Traspasado el Arco del Triunfo, es turno del Volkschalle, otro edificio granítico diseñado para soportar el peso en terrenos pantanosos. El Volkschalle de 200 metros de altura y con una cúpula diez veces más grande que la basílica de San Pedro, es la sede de una inoperante Comunidad Europea. La inmensidad de su cúpula y la condensación provocada por los allí reunidos provocaban la aparición de una neblina artificial. Allí se reúnen los catorce países que conforman una Unión Europea que funciona bajo los designios del Reich alemán. Las banderas de todos los países se presentan ante la fachada principal, coronada por una enorme esvástica, la más grande del planeta, que en días ventosos es vista prácticamente en cualquier rincón de Berlín.

Avanzada ya la avenida, la comitiva presidida por el Führer, se adentra en el estadio que lleva su nombre. Creado ex proceso para los JJ. OO venía a sustituir al estadio olímpico de 1936. Se trataba de un edificio construido en un tiempo récord de apenas doce meses por más de 4.000 obreros que trabajaban día y noche para acelerar la finalización del edificio.

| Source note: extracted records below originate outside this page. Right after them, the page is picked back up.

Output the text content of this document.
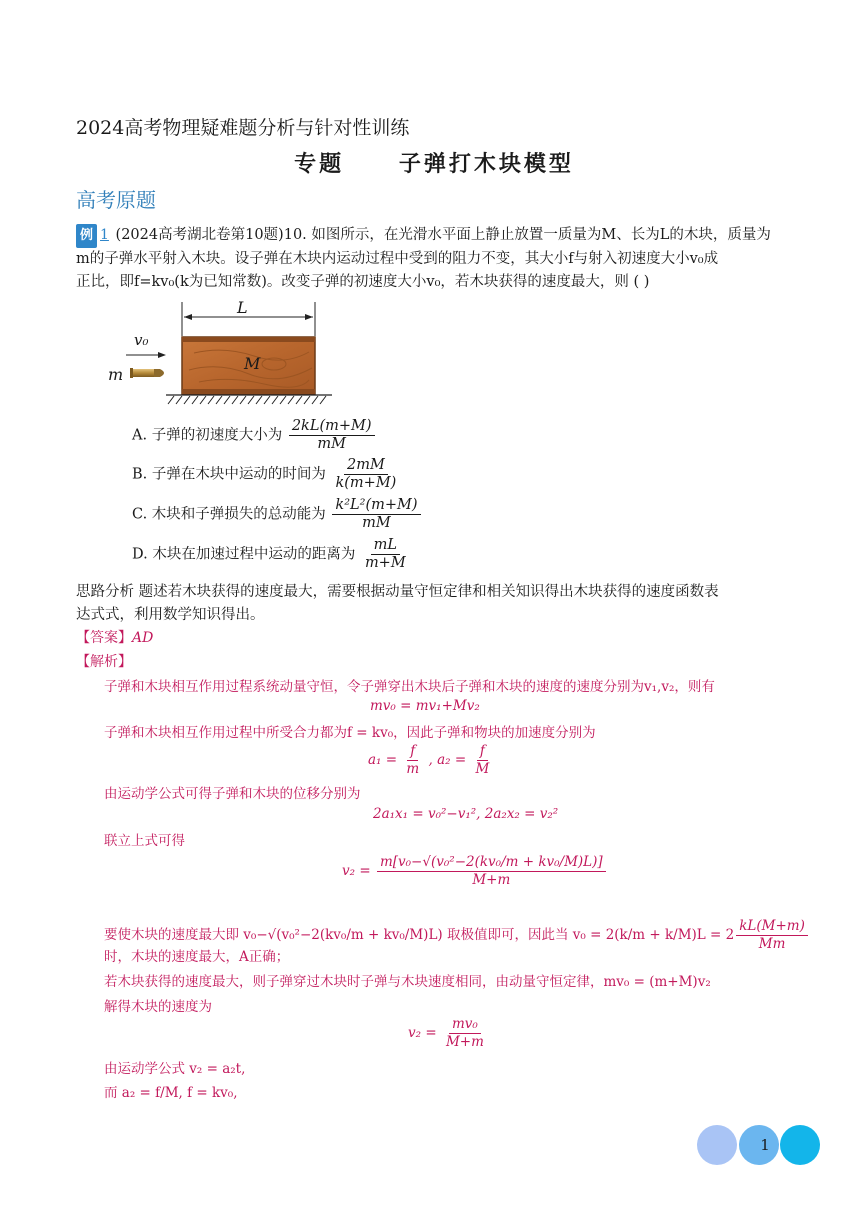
2024高考物理疑难题分析与针对性训练
专题 子弹打木块模型
高考原题
例 1 (2024高考湖北卷第10题)10. 如图所示，在光滑水平面上静止放置一质量为M、长为L的木块，质量为
m的子弹水平射入木块。设子弹在木块内运动过程中受到的阻力不变，其大小f与射入初速度大小v₀成
正比，即f=kv₀(k为已知常数)。改变子弹的初速度大小v₀，若木块获得的速度最大，则 ( )
L
M
m
v₀
A. 子弹的初速度大小为 $\frac{2kL(m+M)}{mM}$
B. 子弹在木块中运动的时间为 $\frac{2mM}{k(m+M)}$
C. 木块和子弹损失的总动能为 $\frac{\text{k²L²(m+M)}}{mM}$
D. 木块在加速过程中运动的距离为 $\frac{mL}{m+M}$
思路分析 题述若木块获得的速度最大，需要根据动量守恒定律和相关知识得出木块获得的速度函数表
达式式，利用数学知识得出。
【答案】AD
【解析】
子弹和木块相互作用过程系统动量守恒，令子弹穿出木块后子弹和木块的速度的速度分别为v₁,v₂，则有
mv₀ = mv₁+Mv₂
子弹和木块相互作用过程中所受合力都为f = kv₀，因此子弹和物块的加速度分别为
$a_1 = \frac{f}{m}$ , $a_2 = \frac{f}{M}$
由运动学公式可得子弹和木块的位移分别为
2a₁x₁ = v₀²−v₁², 2a₂x₂ = v₂²
联立上式可得
$v_2 = \frac{\text{m[v₀−√(v₀²−2(kv₀/m + kv₀/M)L)]}}{M+m}$
要使木块的速度最大即 v₀−√(v₀²−2(kv₀/m + kv₀/M)L) 取极值即可，因此当 $v_0 = 2(k/m + k/M)L = 2 \frac{kL(M+m)}{Mm}$
时，木块的速度最大，A正确；
若木块获得的速度最大，则子弹穿过木块时子弹与木块速度相同，由动量守恒定律，mv₀ = (m+M)v₂
解得木块的速度为
$v_2 = \frac{\text{mv₀}}{M+m}$
由运动学公式 v₂ = a₂t,
而 a₂ = f/M, f = kv₀,
1
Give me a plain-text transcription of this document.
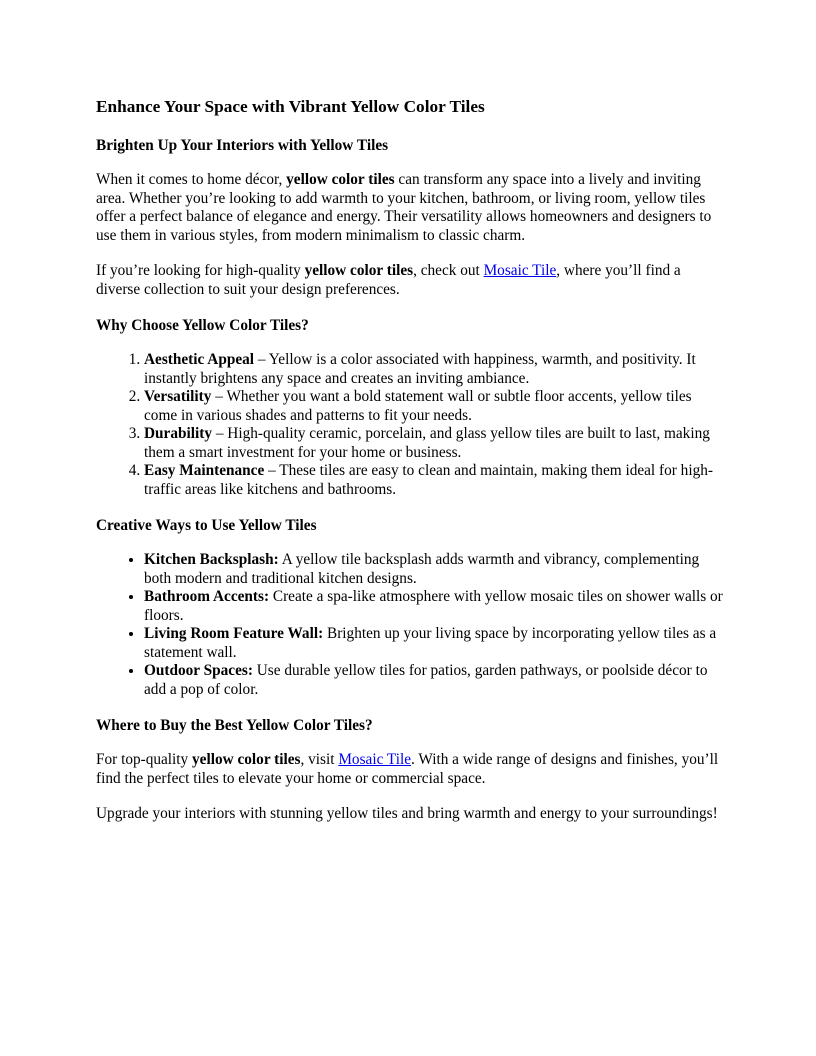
Enhance Your Space with Vibrant Yellow Color Tiles
Brighten Up Your Interiors with Yellow Tiles

When it comes to home décor, yellow color tiles can transform any space into a lively and inviting area. Whether you’re looking to add warmth to your kitchen, bathroom, or living room, yellow tiles offer a perfect balance of elegance and energy. Their versatility allows homeowners and designers to use them in various styles, from modern minimalism to classic charm.

If you’re looking for high-quality yellow color tiles, check out Mosaic Tile, where you’ll find a diverse collection to suit your design preferences.

Why Choose Yellow Color Tiles?
1. Aesthetic Appeal – Yellow is a color associated with happiness, warmth, and positivity. It instantly brightens any space and creates an inviting ambiance.
2. Versatility – Whether you want a bold statement wall or subtle floor accents, yellow tiles come in various shades and patterns to fit your needs.
3. Durability – High-quality ceramic, porcelain, and glass yellow tiles are built to last, making them a smart investment for your home or business.
4. Easy Maintenance – These tiles are easy to clean and maintain, making them ideal for high-traffic areas like kitchens and bathrooms.
Creative Ways to Use Yellow Tiles
• Kitchen Backsplash: A yellow tile backsplash adds warmth and vibrancy, complementing both modern and traditional kitchen designs.
• Bathroom Accents: Create a spa-like atmosphere with yellow mosaic tiles on shower walls or floors.
• Living Room Feature Wall: Brighten up your living space by incorporating yellow tiles as a statement wall.
• Outdoor Spaces: Use durable yellow tiles for patios, garden pathways, or poolside décor to add a pop of color.
Where to Buy the Best Yellow Color Tiles?

For top-quality yellow color tiles, visit Mosaic Tile. With a wide range of designs and finishes, you’ll find the perfect tiles to elevate your home or commercial space.

Upgrade your interiors with stunning yellow tiles and bring warmth and energy to your surroundings!
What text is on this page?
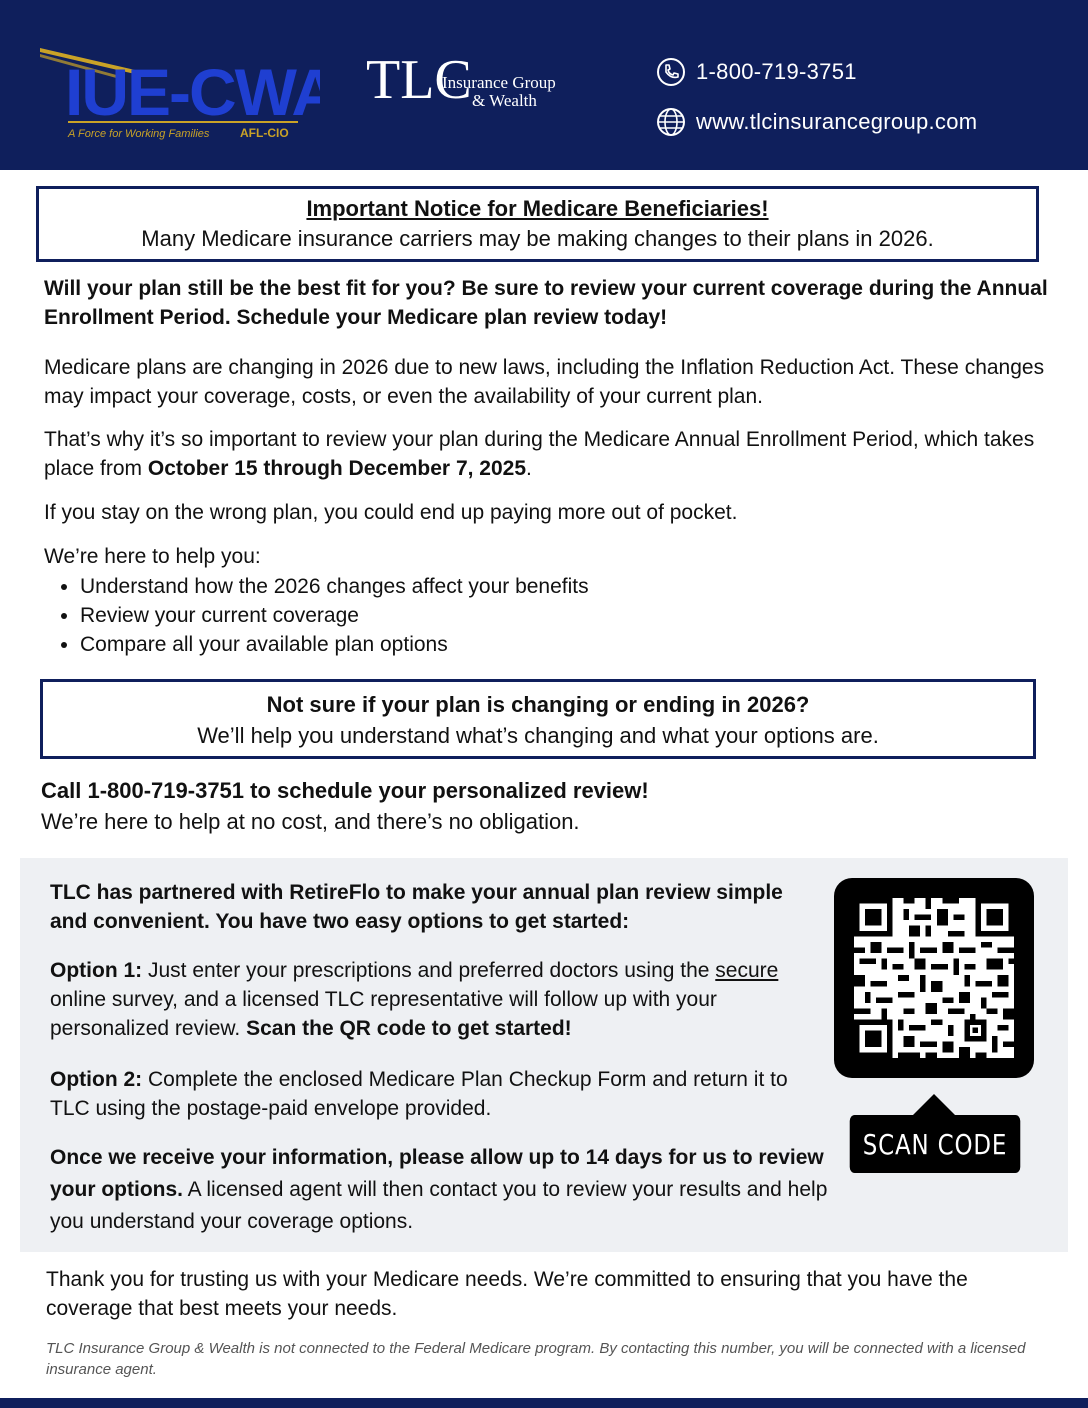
IUE-CWA
A Force for Working Families	AFL-CIO
TLC
Insurance Group
& Wealth
1-800-719-3751
www.tlcinsurancegroup.com
Important Notice for Medicare Beneficiaries!
Many Medicare insurance carriers may be making changes to their plans in 2026.

Will your plan still be the best fit for you? Be sure to review your current coverage during the Annual Enrollment Period. Schedule your Medicare plan review today!

Medicare plans are changing in 2026 due to new laws, including the Inflation Reduction Act. These changes may impact your coverage, costs, or even the availability of your current plan.

That’s why it’s so important to review your plan during the Medicare Annual Enrollment Period, which takes place from October 15 through December 7, 2025.

If you stay on the wrong plan, you could end up paying more out of pocket.

We’re here to help you:

• Understand how the 2026 changes affect your benefits
• Review your current coverage
• Compare all your available plan options
Not sure if your plan is changing or ending in 2026?
We’ll help you understand what’s changing and what your options are.

Call 1-800-719-3751 to schedule your personalized review!

We’re here to help at no cost, and there’s no obligation.

TLC has partnered with RetireFlo to make your annual plan review simple and convenient. You have two easy options to get started:

Option 1: Just enter your prescriptions and preferred doctors using the secure online survey, and a licensed TLC representative will follow up with your personalized review. Scan the QR code to get started!

Option 2: Complete the enclosed Medicare Plan Checkup Form and return it to TLC using the postage-paid envelope provided.

Once we receive your information, please allow up to 14 days for us to review your options. A licensed agent will then contact you to review your results and help you understand your coverage options.

SCAN CODE

Thank you for trusting us with your Medicare needs. We’re committed to ensuring that you have the coverage that best meets your needs.

TLC Insurance Group & Wealth is not connected to the Federal Medicare program. By contacting this number, you will be connected with a licensed insurance agent.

Como reflejan las cifras el esfuerzo en mano de obra era mayúsculo, así como las energías y recursos de sus ingenieros. El granito era el material preferido para todas esas nuevas edificaciones, pero se encontró el problema de que no había suficiente en el Reich como para satisfacer los diferentes proyectos arquitectónicos. Ante la posibilidad de quedarse sin abastecimiento de ladrillos (su materia prima principal) Speer mandó crear una fábrica en el Campo de Concentración de Sachsenhausen, donde los prisioneros trabajaban como esclavos día y noche.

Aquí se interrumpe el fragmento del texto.